Le 26 août 2004
La tragédie antique, prétexte au combat personnel d’une jeune serveuse. Magnifique premier volet d’une suite de trois "cahiers".
À travers le regard d’une jeune serveuse, Michel Tremblay nous entraîne au cœur d’un Montréal qui, à la veille de l’Exposition universelle, s’ouvre sur le monde et offre la nuit son excentrique défilé.
Dans son dernier roman, Le cahier noir, Michel Tremblay propose une jeune narratrice peu banale qui s’inscrit dans la lignée des personnages marginaux auxquels l’auteur nous a habitué. Céline Poulin, serveuse de nuit au restaurant Le Sélect situé coin Sainte-Catherine Saint-Denis dans le Montréal des années 1960, évolue dans un milieu composé d’excentriques, de travestis et d’étudiants paumés, faune bruyante et bigarrée à laquelle elle s’identifie par sa propre différence, ce corps trop petit qu’elle aimerait oublier. Passionnée d’écriture, la jeune serveuse noircit des pages entières de ce cahier noir, qui emprunte davantage à la chronique qu’au journal par sa structure et sa force du détail, consciente du cliché qu’elle incarne, celui de la waitress-écrivain qui fait de sa pratique d’écriture un exutoire.
C’est au cours des moments de flottements, entre deux rushs, que Céline Poulin s’engage à participer aux auditions puis aux répétitions des Troyennes d’Euripide. Si l’écriture lui permet de faire un travail d’introspection, la lecture de la tragédie lui apportera le salut qu’elle recherche. La souffrance des Troyennes, la douleur que suscite leur condamnation, devient le prétexte au combat personnel que livre Céline afin de s’affranchir d’une mère déchue qui reporte tous les malheurs de son triste univers sur les épaules de sa fille. Le sujet antique donne voix au mal-être de la narratrice qui, s’appropriant le cri de ces femmes condamnées à l’esclavage, finit par entendre dans le chœur composé des captives l’écho de sa propre tragédie. Nul besoin d’être héroïne pour dire sa douleur, l’angoisse et l’affliction rejoignent et rassemblent toutes celles qui voient leur histoire brisée par le malheur et rompue par l’Histoire.
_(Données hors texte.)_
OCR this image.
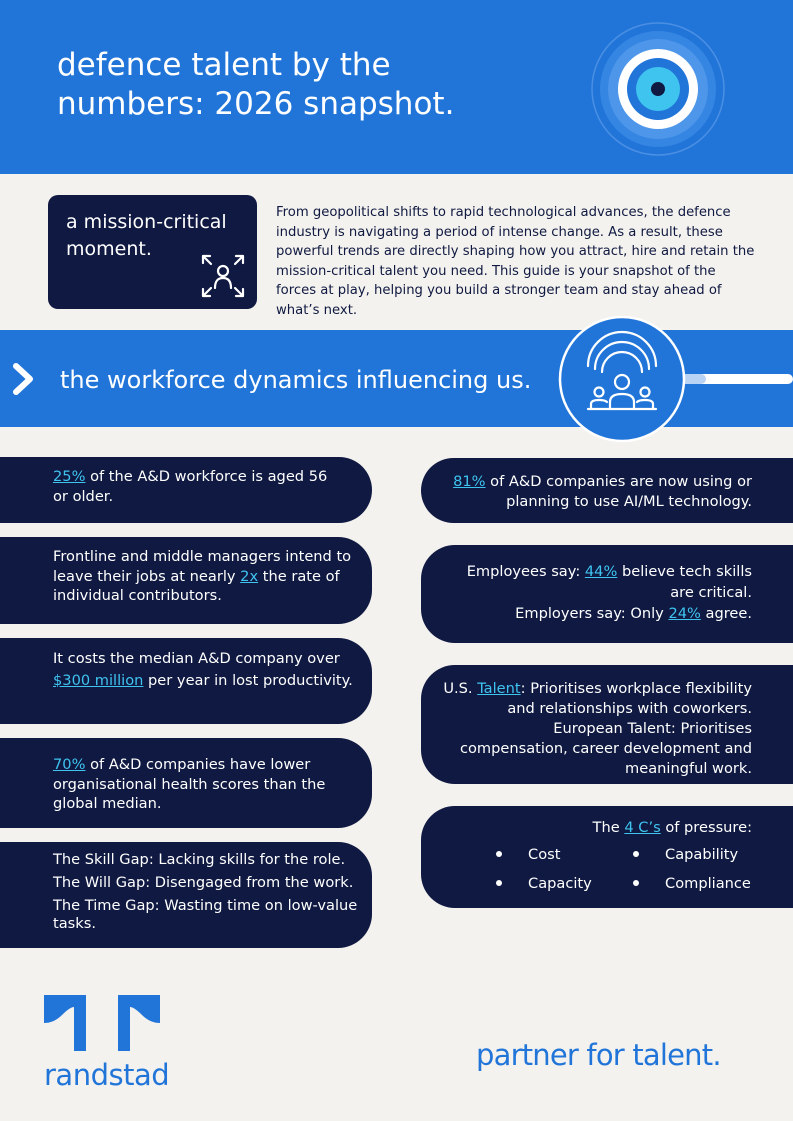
defence talent by the
numbers: 2026 snapshot.
a mission-critical
moment.
From geopolitical shifts to rapid technological advances, the defence industry is navigating a period of intense change. As a result, these powerful trends are directly shaping how you attract, hire and retain the mission-critical talent you need. This guide is your snapshot of the forces at play, helping you build a stronger team and stay ahead of what’s next.
the workforce dynamics influencing us.
25% of the A&D workforce is aged 56 or older.
Frontline and middle managers intend to leave their jobs at nearly 2x the rate of individual contributors.
It costs the median A&D company over $300 million per year in lost productivity.
70% of A&D companies have lower organisational health scores than the global median.
The Skill Gap: Lacking skills for the role.
The Will Gap: Disengaged from the work.
The Time Gap: Wasting time on low-value tasks.
81% of A&D companies are now using or planning to use AI/ML technology.
Employees say: 44% believe tech skills are critical.
Employers say: Only 24% agree.
U.S. Talent: Prioritises workplace flexibility and relationships with coworkers.
European Talent: Prioritises compensation, career development and meaningful work.
The 4 C’s of pressure:
Cost	Capability
Capacity	Compliance
randstad
partner for talent.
Le parallèle entre la tragédie grecque et le drame privé de la narratrice constitue l’une des forces du roman. La détresse collective offre une légitimation à celle personnelle ; le mythe, réactualisé et représenté, devient porteur de sens.
Avec humour et profondeur, Michel Tremblay exprime la grandeur et la petitesse de l’être où s’affrontent et s’allient force et fragilité, dignité et confusion. Il signe avec Le cahier noir, dont l’univers à la fois théâtral et réaliste rappelle avec bonheur les Chroniques du Plateau-Mont-Royal, le premier volet d’une trilogie. Au Cahier noir succéderont Le cahier bleu, récit de la liberté et de l’espoir et Le cahier rouge, cahier de l’abandon et de l’amour.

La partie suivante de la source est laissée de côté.